Il professor Franco Tagliaro, consulente della procura di Rimini, alla luce degli esami tossicologici sui 'vetrini' recuperati in laboratorio, ha confermato quanto già ipotizzato in una prima relazione presentata al Pm a dicembre: «Il decesso è dovuto primariamente al sovradosaggio di antidepressivi», mentre la cocaina resta 'concausa'.
Nel rispondere ai quesiti Tagliaro ha smontato le ipotesi di Francesco Avato, consulente della famiglia Pantani, e ha avallato le conclusioni della vecchia indagine riguardo all'assenza dell'intervento di terzi. «Non sono emersi elementi tali da ipotizzare concretamente una assunzione sotto costrizione». E anche dall'inchiesta «non sono emersi elementi che facciano pensare a un omicidio», conferma il procuratore Giovagnoli. I dettagli, sottoposti all'attenzione della procura dal legale della famiglia, Antonio De Rensis, si sono rivelati «non significativi o non rilevanti».
Nella stanza del residence 'Le Rose' di Rimini, chiusa dall'interno, Pantani era dunque solo.

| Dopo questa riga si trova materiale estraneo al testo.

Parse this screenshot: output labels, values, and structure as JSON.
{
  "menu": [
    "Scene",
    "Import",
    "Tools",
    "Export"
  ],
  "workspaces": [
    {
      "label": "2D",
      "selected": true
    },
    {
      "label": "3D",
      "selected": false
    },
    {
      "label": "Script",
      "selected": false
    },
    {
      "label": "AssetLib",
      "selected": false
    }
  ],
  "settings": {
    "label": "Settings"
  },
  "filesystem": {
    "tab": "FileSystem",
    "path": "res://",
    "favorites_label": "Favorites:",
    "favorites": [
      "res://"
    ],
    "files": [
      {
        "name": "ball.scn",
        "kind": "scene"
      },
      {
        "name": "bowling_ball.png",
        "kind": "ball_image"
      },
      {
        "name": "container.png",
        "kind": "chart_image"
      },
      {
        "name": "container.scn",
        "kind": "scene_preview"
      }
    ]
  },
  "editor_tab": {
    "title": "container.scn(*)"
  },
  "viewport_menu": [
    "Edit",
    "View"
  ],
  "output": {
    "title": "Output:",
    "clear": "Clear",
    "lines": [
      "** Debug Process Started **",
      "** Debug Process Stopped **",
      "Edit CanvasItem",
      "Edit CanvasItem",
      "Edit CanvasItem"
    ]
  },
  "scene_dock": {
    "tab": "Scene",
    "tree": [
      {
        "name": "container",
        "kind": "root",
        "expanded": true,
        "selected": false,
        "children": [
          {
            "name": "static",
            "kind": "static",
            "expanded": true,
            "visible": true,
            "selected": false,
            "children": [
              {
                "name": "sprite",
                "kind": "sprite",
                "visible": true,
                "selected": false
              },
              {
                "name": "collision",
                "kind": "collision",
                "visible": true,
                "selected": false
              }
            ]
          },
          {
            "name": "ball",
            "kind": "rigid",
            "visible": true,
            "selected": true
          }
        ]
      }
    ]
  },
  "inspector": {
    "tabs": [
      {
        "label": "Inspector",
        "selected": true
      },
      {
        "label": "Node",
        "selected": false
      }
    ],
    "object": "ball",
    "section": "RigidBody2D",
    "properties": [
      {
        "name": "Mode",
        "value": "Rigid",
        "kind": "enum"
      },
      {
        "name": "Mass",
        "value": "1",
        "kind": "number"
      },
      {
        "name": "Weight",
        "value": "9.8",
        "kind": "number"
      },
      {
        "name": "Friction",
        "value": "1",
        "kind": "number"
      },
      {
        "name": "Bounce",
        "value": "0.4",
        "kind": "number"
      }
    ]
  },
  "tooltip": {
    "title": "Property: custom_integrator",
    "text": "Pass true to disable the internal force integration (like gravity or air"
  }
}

Con il suo carico di farmaci, droga e disperazione, nel giorno di San Valentino. Dalla procura, anche solo in astratto, si tende anche a escludere una qualche negligenza o colpa medica (reato comunque eventualmente prescritto).
Intanto il legale della famiglia, Antonio De Rensis, annuncia di essere pronto ad opporsi alla eventuale archiviazione. «Premetto - dice - che non ho ancora ricevuto copia della relazione del professor Tagliaro; apprendo da organi di informazione che dalla stessa emergerebbe, come causa del decesso di Pantani, una commistione tra cocaina e farmaci presi presumibilmente in dosi massicce. Quindi, partendo dal presupposto che mi riferisco ad indiscrezioni, devo fare una precisazione che ritengo molto importante. Questa relazione rappresenterebbe una totale smentita rispetto alle conclusioni dell'autopsia della prima inchiesta, secondo la quale i livelli
degli antidepressivi nel sangue sarebbero rientrati nel range terapeutico e comunque nettamente inferiori alla soglia tossica». L'avvocato sembra puntare sul fattore 'novita«: la preponderanza dei farmaci rispetto alla cocaina, relegata a concausà del decesso.